CASUALTY ANALYSIS

Almost 1,000 startups died in India in the last two years

Quartz india
Quartz india

Here’s the bitter truth about entrepreneurship in India: Over 40% of startups set up in the last two years have already shut shop.

Since June 2014, some 2,281 Indian startups had begun operations across a range of sectors, including e-commerce, health technology, robotics, logistics, business intelligence and analytics, food technology, and online recruitment. But, according to data analysed by Delhi-based research firm Xeler8, 997 of these have already failed.

The main reason, it appears, is a lack of funding. “Ones which got an investment lasted a little longer,” said Rishabh Lawania, Xeler8’s founder. For the rest, the end came swiftly, usually within the first 12 months of launching.

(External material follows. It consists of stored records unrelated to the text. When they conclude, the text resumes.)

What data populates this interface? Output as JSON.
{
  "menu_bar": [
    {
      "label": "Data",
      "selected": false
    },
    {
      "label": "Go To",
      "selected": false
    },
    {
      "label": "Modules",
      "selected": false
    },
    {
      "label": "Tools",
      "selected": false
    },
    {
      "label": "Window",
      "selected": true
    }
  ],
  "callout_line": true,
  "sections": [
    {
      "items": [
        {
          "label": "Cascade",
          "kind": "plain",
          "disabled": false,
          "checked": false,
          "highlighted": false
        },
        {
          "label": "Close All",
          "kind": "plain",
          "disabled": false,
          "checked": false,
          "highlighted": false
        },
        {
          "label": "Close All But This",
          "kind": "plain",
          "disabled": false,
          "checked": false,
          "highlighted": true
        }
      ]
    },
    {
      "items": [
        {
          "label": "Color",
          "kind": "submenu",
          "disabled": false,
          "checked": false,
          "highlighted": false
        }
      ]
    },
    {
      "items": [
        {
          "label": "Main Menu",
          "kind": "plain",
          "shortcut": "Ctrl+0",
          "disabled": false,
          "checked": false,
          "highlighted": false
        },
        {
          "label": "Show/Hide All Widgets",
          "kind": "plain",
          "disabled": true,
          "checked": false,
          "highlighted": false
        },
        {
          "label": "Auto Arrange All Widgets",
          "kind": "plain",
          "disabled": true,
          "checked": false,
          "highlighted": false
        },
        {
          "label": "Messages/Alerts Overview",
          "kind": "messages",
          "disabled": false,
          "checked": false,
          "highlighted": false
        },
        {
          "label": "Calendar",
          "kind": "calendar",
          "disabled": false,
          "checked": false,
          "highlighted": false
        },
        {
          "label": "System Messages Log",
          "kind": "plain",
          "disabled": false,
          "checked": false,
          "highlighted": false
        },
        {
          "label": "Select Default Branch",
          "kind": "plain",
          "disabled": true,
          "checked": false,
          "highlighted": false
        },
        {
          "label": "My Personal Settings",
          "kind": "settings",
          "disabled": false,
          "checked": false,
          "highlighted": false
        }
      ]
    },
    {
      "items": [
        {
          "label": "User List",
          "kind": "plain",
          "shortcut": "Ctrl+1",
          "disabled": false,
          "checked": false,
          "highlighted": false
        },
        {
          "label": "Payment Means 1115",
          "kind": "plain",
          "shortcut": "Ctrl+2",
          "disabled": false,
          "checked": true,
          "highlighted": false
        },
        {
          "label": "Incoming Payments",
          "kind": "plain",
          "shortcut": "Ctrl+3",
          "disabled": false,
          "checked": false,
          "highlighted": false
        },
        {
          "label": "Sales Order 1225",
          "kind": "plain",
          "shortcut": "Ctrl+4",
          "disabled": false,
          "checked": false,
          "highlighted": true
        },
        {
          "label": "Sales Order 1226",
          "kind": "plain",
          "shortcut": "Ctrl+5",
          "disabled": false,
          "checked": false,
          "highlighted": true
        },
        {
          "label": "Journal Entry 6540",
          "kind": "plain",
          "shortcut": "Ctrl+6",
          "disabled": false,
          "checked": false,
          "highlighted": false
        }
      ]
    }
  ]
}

The highest number of casualties were in red-hot sectors such as logistics, e-commerce, and food technology, where some of India’s most successful startups operate. Lack of innovation and over-crowding probably led to the closures.

The e-commerce casualties included online lifestyle store Fashionara and fashion marketplace DoneByNone. Dazo, Spoonjoy, and Eatlo failed in the food tech space. Other prominent failures were recruitment marketplace TalentPad.com, marketplace for leisure activities, Tushky, and on-demand laundry services Tooler.

But such failure is hardly the end of the road for some entrepreneurs. Although around 75% of the founders of failed startups did not try again, instead finding jobs at other firms or startups, the remainder is likely to attempt again. Time is on their side: the average age of founders of these failed startups was only 27 years.